20. Miscellaneous. This Agreement
does not, and will not be construed to, create any partnership, joint venture,
employer-employee, agency, or franchisor-franchisee relationship between you
and us. You acknowledge and agree that, except as otherwise expressly provided
in this Agreement, there will be no third-party beneficiaries to this
Agreement. If any provision of this Agreement is found to be unlawful, void or
for any reason unenforceable, that provision will be deemed severable from this
Agreement and will not affect the validity and enforceability of any remaining
provision. You may not assign, transfer, or sublicense any of your rights or
obligations under this Agreement without our express prior written consent. We
may assign, transfer or sublicense any or all of our
rights or obligations under this Agreement without restriction. No waiver by
either Party of any breach or default under this Agreement will be deemed to be
a waiver of any other breach or default. Any heading, caption or section title
contained herein is for convenience only, and in no way defines or explains any
section or provision. All terms defined in the singular will have the same
meanings when used in the plural, where appropriate and unless otherwise
specified. Any use of the term including or variations thereof in this
Agreement will be construed as if followed by the phrase without limitation.
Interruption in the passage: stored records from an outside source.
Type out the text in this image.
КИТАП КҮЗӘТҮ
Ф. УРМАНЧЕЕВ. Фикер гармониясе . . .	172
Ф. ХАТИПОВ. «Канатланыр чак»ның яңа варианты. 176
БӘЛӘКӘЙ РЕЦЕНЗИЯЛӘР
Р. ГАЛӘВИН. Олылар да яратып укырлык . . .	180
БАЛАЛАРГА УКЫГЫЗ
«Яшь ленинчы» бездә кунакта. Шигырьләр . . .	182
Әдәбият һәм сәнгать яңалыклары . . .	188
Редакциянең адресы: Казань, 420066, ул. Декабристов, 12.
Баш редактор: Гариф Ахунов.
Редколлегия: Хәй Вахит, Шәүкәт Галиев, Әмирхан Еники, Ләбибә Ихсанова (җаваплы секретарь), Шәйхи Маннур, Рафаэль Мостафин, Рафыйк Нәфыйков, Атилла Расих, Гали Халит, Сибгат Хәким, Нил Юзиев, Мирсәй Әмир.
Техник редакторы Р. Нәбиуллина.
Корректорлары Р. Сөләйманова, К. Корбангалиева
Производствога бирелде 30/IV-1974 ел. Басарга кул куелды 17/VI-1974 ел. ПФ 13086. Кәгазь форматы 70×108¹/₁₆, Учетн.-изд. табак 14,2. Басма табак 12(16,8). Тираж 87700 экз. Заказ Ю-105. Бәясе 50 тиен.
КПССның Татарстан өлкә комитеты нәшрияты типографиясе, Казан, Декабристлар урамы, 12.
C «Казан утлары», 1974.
Any of the term Personal Information in this Agreement will have the meaning
given to it in our Privacy Policy. This Agreement, including any terms and
conditions incorporated herein and any addenda hereto, is the entire agreement
between you and us regarding its subject matter, and supersedes any prior or
contemporaneous written or oral agreements or understandings between you and us
relating to such subject matter. Notices to you (including notices of changes
to this Agreement) may be made via posting to the Services or by email
(including in each case via links) to the most recent email address that you
have provided to us, or by regular mail to the most recent mailing address that
you have provided to us. Without limitation, a printed version of this
Agreement and of any notice given in electronic form will be admissible in
judicial or administrative proceedings based upon or relating to this Agreement
to the same extent and subject to the same conditions as other business
documents and records originally generated and maintained in printed form. We
will not be responsible for any failure to fulfill any obligation due to any
cause beyond our reasonable control.